BONNEVILLE

★★ 1/2 out of four stars

Rated: PG for mild language and innuendo.

"Bonneville" is a sentimental, daffy and dawdling road picture about people who have some mileage on them. Well-cast, with a couple of Oscar winners and a nominee at its core, it's a "Thelma & Louise & Carol Makes Three" journey of self-discovery that takes place in a 1966 Pontiac convertible.

Jessica Lange stars as Arvilla, an Idaho woman who has just lost her husband. He was an adventurous sort, an academic who showed her the world. And he made her promise him that she would scatter his ashes in Borneo when he died.

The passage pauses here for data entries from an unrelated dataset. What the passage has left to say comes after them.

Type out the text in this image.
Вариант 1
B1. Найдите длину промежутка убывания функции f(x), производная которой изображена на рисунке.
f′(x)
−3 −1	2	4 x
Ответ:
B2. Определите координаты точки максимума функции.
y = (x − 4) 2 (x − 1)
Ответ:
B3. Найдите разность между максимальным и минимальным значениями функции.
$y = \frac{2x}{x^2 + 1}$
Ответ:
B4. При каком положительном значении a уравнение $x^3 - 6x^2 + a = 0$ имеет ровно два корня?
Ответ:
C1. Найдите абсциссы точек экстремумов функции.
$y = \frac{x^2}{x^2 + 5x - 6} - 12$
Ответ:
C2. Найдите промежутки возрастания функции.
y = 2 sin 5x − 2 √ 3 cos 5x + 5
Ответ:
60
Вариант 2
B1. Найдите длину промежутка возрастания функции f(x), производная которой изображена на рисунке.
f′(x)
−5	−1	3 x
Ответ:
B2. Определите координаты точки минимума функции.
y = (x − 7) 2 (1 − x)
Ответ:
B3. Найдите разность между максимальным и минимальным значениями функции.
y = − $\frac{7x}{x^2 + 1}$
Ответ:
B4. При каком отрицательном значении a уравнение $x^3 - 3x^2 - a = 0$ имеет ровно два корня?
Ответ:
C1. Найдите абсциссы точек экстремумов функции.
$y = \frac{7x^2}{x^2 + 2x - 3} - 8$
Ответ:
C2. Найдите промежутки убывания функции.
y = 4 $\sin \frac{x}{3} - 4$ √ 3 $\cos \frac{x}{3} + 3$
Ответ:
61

Francine (Christine Baranski), his daughter from his first marriage, won't hear of that. She wants him buried next to her mom in Santa Barbara. If Arvilla doesn't surrender the ashes, Francine will use her father's outdated will to toss Arvilla out of her home.

That worries Arvilla's pal Carol (Joan Allen), a meek fussbudget naive to the ways of the world. And it annoys the heck out of their brassier friend, Margene (Kathy Bates, in full good ol' gal bluster). But reason prevails and they resolve to take the ashes from Idaho, to Santa Barbara, Calif. And as predictable as this journey is, at least it's not boring. They miss their flight and decide, instead, to drive that 1966 Bonneville to the memorial service.

Christopher N. Rowley's movie ambles over the Bonneville Salt Flats to Las Vegas, Lake Powell, Bryce Canyon and lots of the scenic West, picking up a handsome, helpful hitchhiker (Victor Rasuk in the Brad Pitt role) and a dashing, age-appropriate trucker (Tom Skerritt) along the way. The women have adventures, bicker and crack wise.

There are good clean Mormon jokes, conventional movie encounters with Vegas slot machines (they always pay off in the movies) and old-fashioned celebrations of "Magic Fingers" motel beds.

"Bonneville" is pleasant enough, in that undemanding "Bucket List" sort of way. It's a pity this odyssey is as preordained as an AAA TripTik. Still, the actors make us happy to be along for the ride.


The Other Boleyn Girl

★★ out of four stars

Rated: PG-13 for mature thematic elements, sexual content and some violent images.

The oversexed soap opera that history remembers as "The Tudors" migrates from Showtime to the big screen in "The Other Boleyn Girl."

It's a lovely period piece, but the major motion picture has the extreme misfortune of coming along hot on the heels of a more fleshed out and fleshy season of a cable series that covers almost exactly the same ground.

Better cast and much more handsomely mounted than "The Tudors," "Boleyn" suffers from a wealth of promises it fails to keep. A delicious first hour introduces us to the scheming Boleyn clan, lesser lights at court until an uncle, the Duke of Norfolk (David Morrissey, utterly cold-blooded), talks his equally ambitious and weak-willed brother-in-law (Mark Rylance, simpering) into offering up first one, then the other of his fair daughters as a lure to the wandering eye of Henry, played with brooding, beard-rubbing lust by Eric Bana.

Anne (Natalie Portman) is the natural first choice as Henry bait. The king's Catholic Spaniard wife, Catherine of Aragon, can't give him a son. He will cast about for a mistress or some other solution to his "no male heir" problem. Anne is no shrinking violet. She's mercenary enough to relish the challenge.

But Henry is smitten with Mary (Scarlett Johansson), Anne's demure and newly married younger sister. She resists as he makes arrangements to bring her within his reach, but watch how Johansson plays Mary's moment of surrender when she realizes that the heel pursuing her is the man who actually "gets" her.

Despite many emotional moments supplied by the leads, especially by Portman, the better actress, "The Other Boleyn" sudses up into nothing more than historical soap opera. We're treated to the odd pretty location, stunning costumes and a tendency to truncate history, time and events to wrap up this complicated bloodletting in under two hours.